12:00 PM – Favorite Lunch spot/meal?

Where ever I am, if it has healthy, fresh food.

7:00 PM After dinner either writing for a new book or watching television.

11:00 PM Usually asleep for an hour or so.

What drink do you need to get through the day and at the end (and how many)?

Water and unsweet ice tea.

Most used App/Favorite Instagram Account?

None.

What should everyone try at least once?

Really, really understanding their logical opponent’s point of view.

Where do you enjoy getting lost?

Reading.

My Native AdVice:

How did you get into the industry?

For interest in computer security, I read Clifford Stoll’s the Cuckoo Egg, Ross Greenberg’s Flu Shot (long out of print) and John McAfee’s Computer Viruses, Worms, Data Diddlers, Killer Programs, and Other Threats to Your System…and they all really captured my imagination for fighting malicious hackers and code. I immediately immersed myself into lots of anti-virus and anti-hacking forums, on FIDONet. This was before the Internet was the Internet. To send email and join chat rooms you were interested in you had to sending email and messages using dial-up

modems to your local bulletin board system (BBS) and wait a day for a response. While I had a bunch of regular, progressively more important non-IT-security jobs, I always spent every spare second learning about computer security, writing about it, and consulting about it. I’m not even sure how I kept some of those main jobs with all the hours I was spending on computer security stuff. I eventually realized that I had to change my career to my first love, and I did.

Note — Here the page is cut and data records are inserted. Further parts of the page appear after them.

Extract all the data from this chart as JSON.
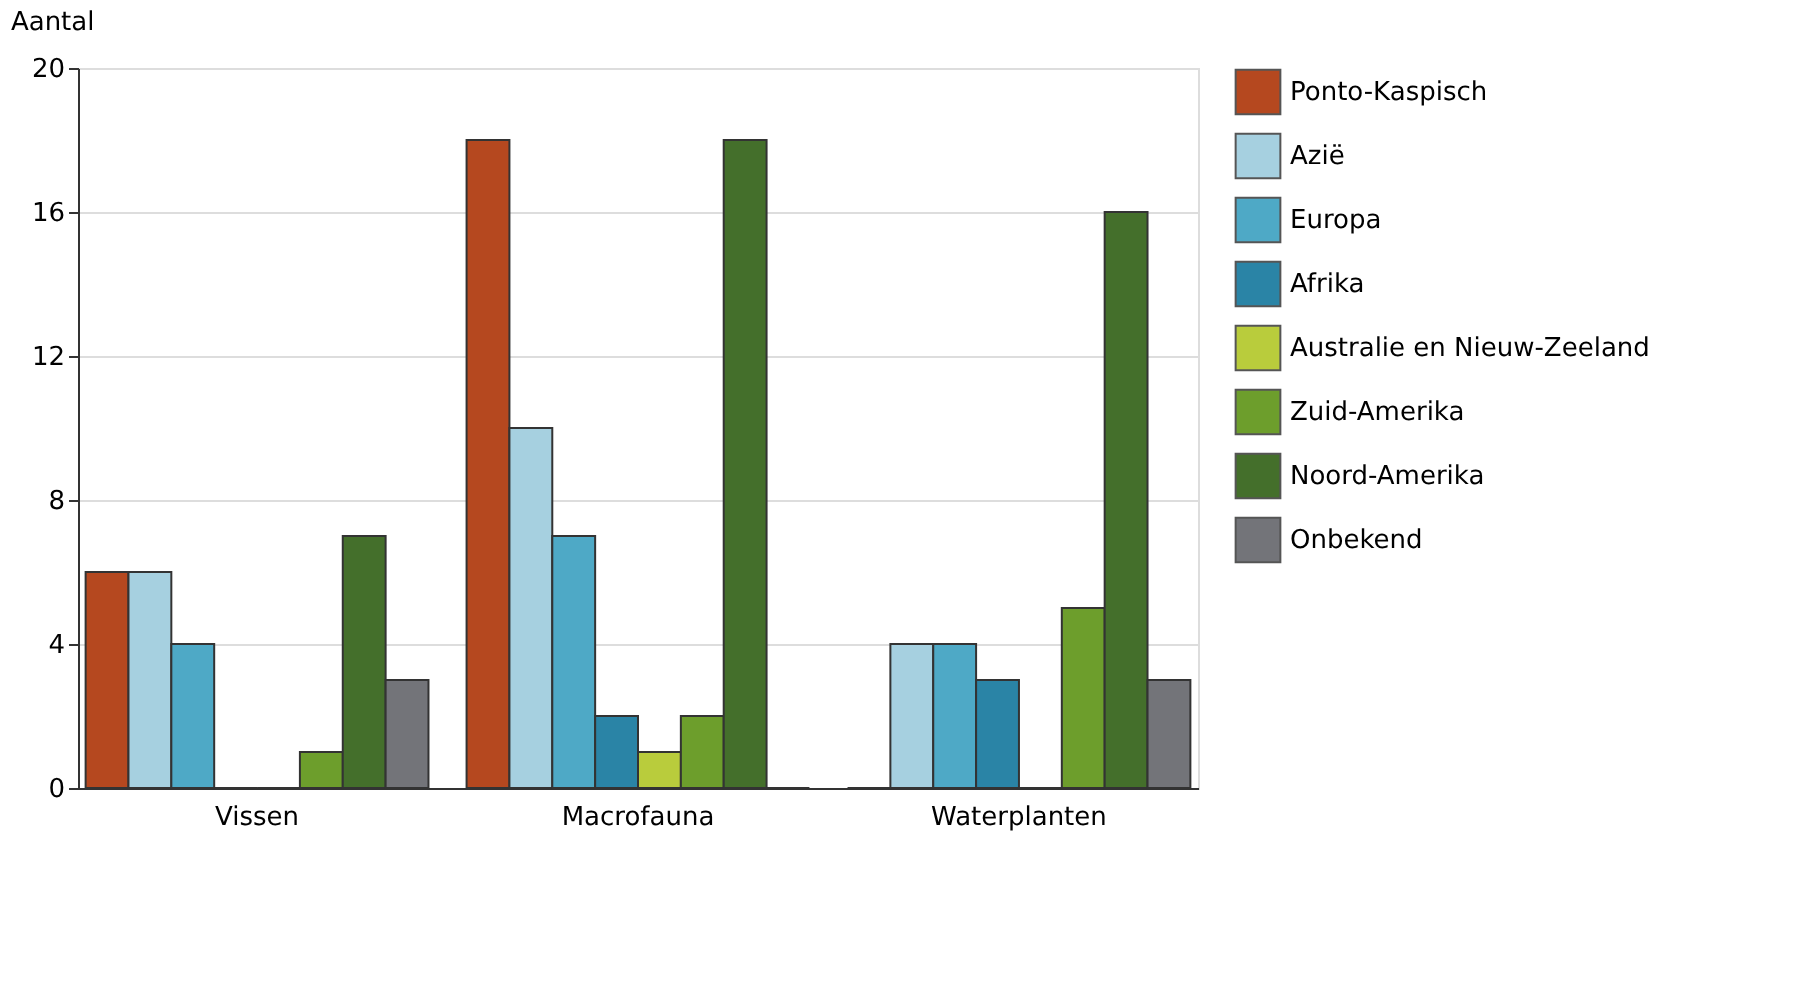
{
  "chart_data": {
    "type": "bar",
    "ylabel": "Aantal",
    "categories": [
      "Vissen",
      "Macrofauna",
      "Waterplanten"
    ],
    "series": [
      {
        "name": "Ponto-Kaspisch",
        "color": "#b5481f",
        "values": [
          6,
          18,
          0
        ]
      },
      {
        "name": "Azië",
        "color": "#a6d0e0",
        "values": [
          6,
          10,
          4
        ]
      },
      {
        "name": "Europa",
        "color": "#4ea9c6",
        "values": [
          4,
          7,
          4
        ]
      },
      {
        "name": "Afrika",
        "color": "#2a84a6",
        "values": [
          0,
          2,
          3
        ]
      },
      {
        "name": "Australie en Nieuw-Zeeland",
        "color": "#b9cc3c",
        "values": [
          0,
          1,
          0
        ]
      },
      {
        "name": "Zuid-Amerika",
        "color": "#6d9e2c",
        "values": [
          1,
          2,
          5
        ]
      },
      {
        "name": "Noord-Amerika",
        "color": "#446f2b",
        "values": [
          7,
          18,
          16
        ]
      },
      {
        "name": "Onbekend",
        "color": "#737479",
        "values": [
          3,
          0,
          3
        ]
      }
    ],
    "ylim": [
      0,
      20
    ],
    "yticks": [
      0,
      4,
      8,
      12,
      16,
      20
    ],
    "grid": "y",
    "legend": "right"
  }
}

I joined Foundstone (later bought by McAfee) as an Ultimate Hacking instructor and pen tester. The funniest and best job I ever had, although my current job at KnowBe4 is a very close second.

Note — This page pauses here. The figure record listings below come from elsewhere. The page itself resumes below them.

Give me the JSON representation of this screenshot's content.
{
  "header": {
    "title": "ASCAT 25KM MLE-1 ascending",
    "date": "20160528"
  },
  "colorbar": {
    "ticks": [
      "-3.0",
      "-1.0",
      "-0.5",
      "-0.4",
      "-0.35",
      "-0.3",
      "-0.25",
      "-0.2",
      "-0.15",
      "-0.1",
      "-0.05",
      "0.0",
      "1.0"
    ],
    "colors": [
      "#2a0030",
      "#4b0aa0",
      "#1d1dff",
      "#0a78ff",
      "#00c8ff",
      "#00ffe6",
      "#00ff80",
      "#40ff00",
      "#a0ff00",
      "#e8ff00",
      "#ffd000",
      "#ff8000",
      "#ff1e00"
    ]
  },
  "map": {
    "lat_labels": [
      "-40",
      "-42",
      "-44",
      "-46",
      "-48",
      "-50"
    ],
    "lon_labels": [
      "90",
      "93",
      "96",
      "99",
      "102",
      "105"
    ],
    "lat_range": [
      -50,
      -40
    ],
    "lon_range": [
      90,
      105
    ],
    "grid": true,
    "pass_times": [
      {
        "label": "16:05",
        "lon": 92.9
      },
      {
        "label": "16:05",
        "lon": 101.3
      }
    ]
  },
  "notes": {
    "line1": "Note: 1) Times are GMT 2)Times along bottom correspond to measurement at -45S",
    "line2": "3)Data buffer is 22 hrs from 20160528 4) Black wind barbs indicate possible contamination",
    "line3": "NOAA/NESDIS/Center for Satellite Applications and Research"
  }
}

Career advice to those in your industry?

Actually, I just wrote about this in CSO magazine: https://www.csoonline.com/article/3373511/7-keys-to-a-successful-it-security-career.html.

Any emerging industry trends?

The more the IT industry changes, the more the IT computer security challenges repeat themselves. Very little new. It’s just mostly rinse and repeat against a new platform or paradigm. Computer security workers will have job security for life.

Ideal experience for a customer/client?

Personally, anytime I can wake a customer out of their wrongly held preconceived notions into seeing what they really need to concentrate on to decrease their cybersecurity risk the most and fastest, I feel the best. As far as my role at KnowBe4, any customer that uses their security awareness training will be doing exactly that. They will take their end-users from a very high social engineering risk (25% to 40%) to a very low social engineering risk (1-2%) in just a few months to a year at most. There is no single thing any company can do to decrease their cybersecurity risk the fastest than to implement a good security awareness training program.

How do you motivate others?

I try to do that with my writing. I didn’t write 10 books and over 1000 magazine articles for nothing.